Il negozio, o meglio il concept store di San Babila assiste a tutte le trasformazioni dei vari anni Settanta e Ottanta, in cui decine di giovani stilisti e designer si impegnano a creare accessori e capi targati Fiorucci: i trench, gli impermeabili in plastica, gli ombrelli, le tute di carta e tutto l’universo degli stickers, oltre agli inconfondibili e onnipresenti angioletti vittoriani, il biondo e il bruno, sorridenti dalle scatole di latta, sui quadernini, le lampade, affissi in negozio a pubblicizzare i jeans Fiorucci, «i migliori» perché studiati per fasciare per la prima volta le forme femminili.
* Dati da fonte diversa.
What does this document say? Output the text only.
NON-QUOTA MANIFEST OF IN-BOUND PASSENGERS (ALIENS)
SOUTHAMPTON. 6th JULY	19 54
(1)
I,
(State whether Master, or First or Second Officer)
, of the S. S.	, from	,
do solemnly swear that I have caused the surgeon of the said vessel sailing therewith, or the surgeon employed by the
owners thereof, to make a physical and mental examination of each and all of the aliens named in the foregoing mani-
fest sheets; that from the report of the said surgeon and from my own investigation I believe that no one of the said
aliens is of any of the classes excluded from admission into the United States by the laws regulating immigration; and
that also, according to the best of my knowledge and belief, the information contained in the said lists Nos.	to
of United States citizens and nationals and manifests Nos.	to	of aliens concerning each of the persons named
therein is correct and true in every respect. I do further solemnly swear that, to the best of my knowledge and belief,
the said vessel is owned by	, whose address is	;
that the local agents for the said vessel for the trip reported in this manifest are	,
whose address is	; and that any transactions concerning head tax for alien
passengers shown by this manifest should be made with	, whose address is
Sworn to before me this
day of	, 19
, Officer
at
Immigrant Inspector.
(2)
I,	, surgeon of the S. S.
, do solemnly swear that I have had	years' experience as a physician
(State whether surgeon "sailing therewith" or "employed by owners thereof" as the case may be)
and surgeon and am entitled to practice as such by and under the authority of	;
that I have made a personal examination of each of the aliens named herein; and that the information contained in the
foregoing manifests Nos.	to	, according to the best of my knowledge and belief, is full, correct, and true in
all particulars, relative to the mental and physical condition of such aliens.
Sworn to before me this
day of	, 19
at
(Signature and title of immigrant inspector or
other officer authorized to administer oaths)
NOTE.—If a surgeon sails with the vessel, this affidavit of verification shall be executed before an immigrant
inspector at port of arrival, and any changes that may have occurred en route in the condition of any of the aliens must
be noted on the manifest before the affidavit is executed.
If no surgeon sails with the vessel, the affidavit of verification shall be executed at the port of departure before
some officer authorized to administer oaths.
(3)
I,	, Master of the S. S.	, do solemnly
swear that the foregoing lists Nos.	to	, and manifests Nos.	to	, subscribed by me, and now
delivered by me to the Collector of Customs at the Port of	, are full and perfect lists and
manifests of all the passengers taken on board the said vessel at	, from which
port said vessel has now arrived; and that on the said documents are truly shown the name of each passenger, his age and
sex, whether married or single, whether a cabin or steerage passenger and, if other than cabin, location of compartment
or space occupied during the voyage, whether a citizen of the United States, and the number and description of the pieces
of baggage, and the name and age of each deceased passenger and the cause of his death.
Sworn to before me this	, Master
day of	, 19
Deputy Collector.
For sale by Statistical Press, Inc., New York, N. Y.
Grazie alla sua posizione strategica, vicino alle case discografiche concentrate nei dintorni delle Messaggerie Musicali, nel negozio passavano Gaber, Caterina Caselli, Mina. A quello di San Babila a metà anni Settanta si affianca l’altro negozio milanese in Via Torino, sempre disegnato da Franco Marabelli, che realizzerà tutti gli store internazionali.
Uno spazio teatrale, con una fontana che scendeva a cascata dal primo piano e delle palme. Qui, l’idea della moda come comunicazione di una linea estetica — un racconto che si estende dai vestiti ai dischi, ai libri, agli oggetti per la casa — diventa ancora più audace e pop, ampliandosi anche alla ristorazione, con l’introduzione degli hamburger nel menu.
«Il ristorante era aperto tutta la notte e vi venivano le compagnie teatrali. Al primo piano c’era uno spazio dedicato ai ragazzi, che potevano venire a vendere i loro abiti usati, in una ventina di chioschi che affittavamo loro», racconta Fiorucci in una vecchia intervista a Tempi. L’usato piaceva particolarmente ai ragazzi dei cortei studenteschi: «Finivano sempre per entrare nel negozio, perché li incuriosiva. Sentivano musiche sconosciute, le radio libere non c’erano ancora. Vedevano un tripudio di colori. Non capivano bene chi fossi: volevano a tutti i costi attribuirmi una coloritura politica, ma non ci riuscivano. C’erano tanti pezzi pop, ma allo stesso tempo io facevo delle campagne con i radicali».
Stefano Boeri, presidente della Triennale, che ha fortissimamente voluto la mostra, ricorda quegli anni: «Ero uno studente molto preso dal movimento studentesco, ma ero attratto dal negozio in Galleria Passarella, un’esplosione di colori in un mondo bianco e nero. Era quasi un universo parallelo, impregnato dell’estetica dei Sixties, della swinging London, ma anche degli hippies e delle pin up americane. Uno spazio caotico pieno di qualunque cosa, e una sospensione delle tensioni politiche che agitavano la città, lì tutto convergeva, conviveva, e si contaminava».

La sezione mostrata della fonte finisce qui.